Livro: ”Concepção Psicossomática: Visão Atual”, 1994 – pg 18, ed. Tempo Brasileiro; autor: Julio de Mello Filho.

 

(21) Segundo Marty, são os instintos e as pulsões que representam a economia psicossomática do ser humano.

... ”Em qualquer fase da vida as funções, estejam isoladas umas das outras ou organizadas entre si... não podem integrar senão uma quantidade limitada de excitações instintuais ou pulsionais. Quando essa quantidade de excitações é limitada, os impulsos dinâmicos em jogo contribuem para os fenômenos da construção progressiva do desenvolvimento individual (agrupamentos e hierarquizações funcionais sucessivos) e das ligações interfuncionais necessárias ao equilíbrio homeostático (coordenações somáticas, psicossomáticas e psíquicas). Vemos aqui os sinais dos Instintos e das Pulsões de vida, as pulsões correspondendo aos níveis psíquicos de excitação. Quando as excitações persistem em quantidade demasiado grande, a função ou os sistemas funcionais excessivamente excitados se desorganizam (isolamento e anarquização funcionais). Aqui, vemos o sinal dos Instintos e das Pulsões de Morte.”
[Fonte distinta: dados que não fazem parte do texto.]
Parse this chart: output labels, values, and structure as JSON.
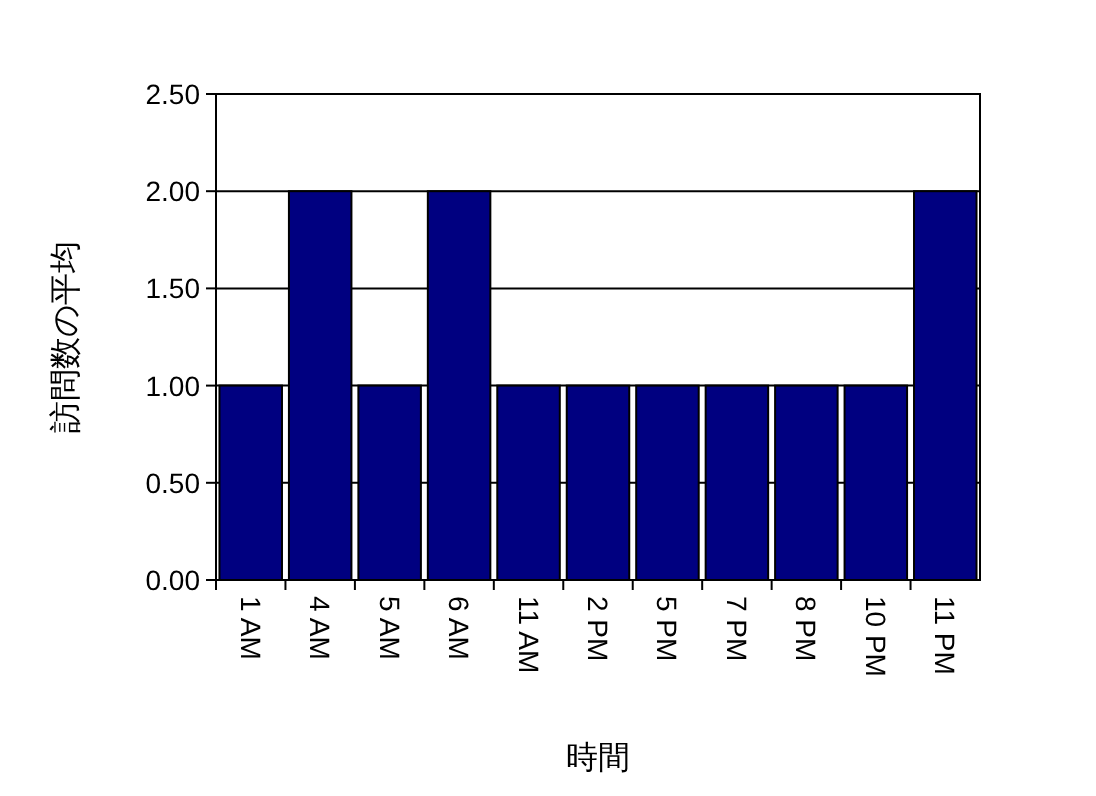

Livro: ”A Psicossomática do Adulto”, 1993 – pg 3 a 5, ed. Artes Médicas; autor: Pierre Marty.

 

(22)... ”se nossa visão capta ondas eletromagnéticas e nossa audição ondas mecânicas e, ainda, se os neurônios programam uma corrente elétrica desencadeando os neurotransmissores e, como já descrevemos anteriormente, se tudo o que captamos através de nossos receptores percorre o nosso corpo através de padrões de pulso, o nossos organismo é um organismo em sua essência vibratória. (pg 106)

... ”Assim podemos compreender que, se a matéria em sua estrutura é atômica e se o interior atômico em sua essência é um sistema vibratório, o nosso universo é em sua essência um universo vibratório.” (pg 107)

... ”somos um sistema vibratório. O macromicro é um sistema vibratório. Como estamos verificando, em qualquer nível macroscópico e microscópico, estamos sempre lidando com situações dinâmicas que interagem em movimentos vibratórios.

     O macromicro é um complexo vibratório. Cada ser humano, um complexo macromicro, irá vibrar de acordo com sua freqüência natural.”(pg 115)

Livro: ”Macromicro: A Ciência do Sentir”, 1998, ed. Mauad; autora: Maria Beatriz Breves Ramos.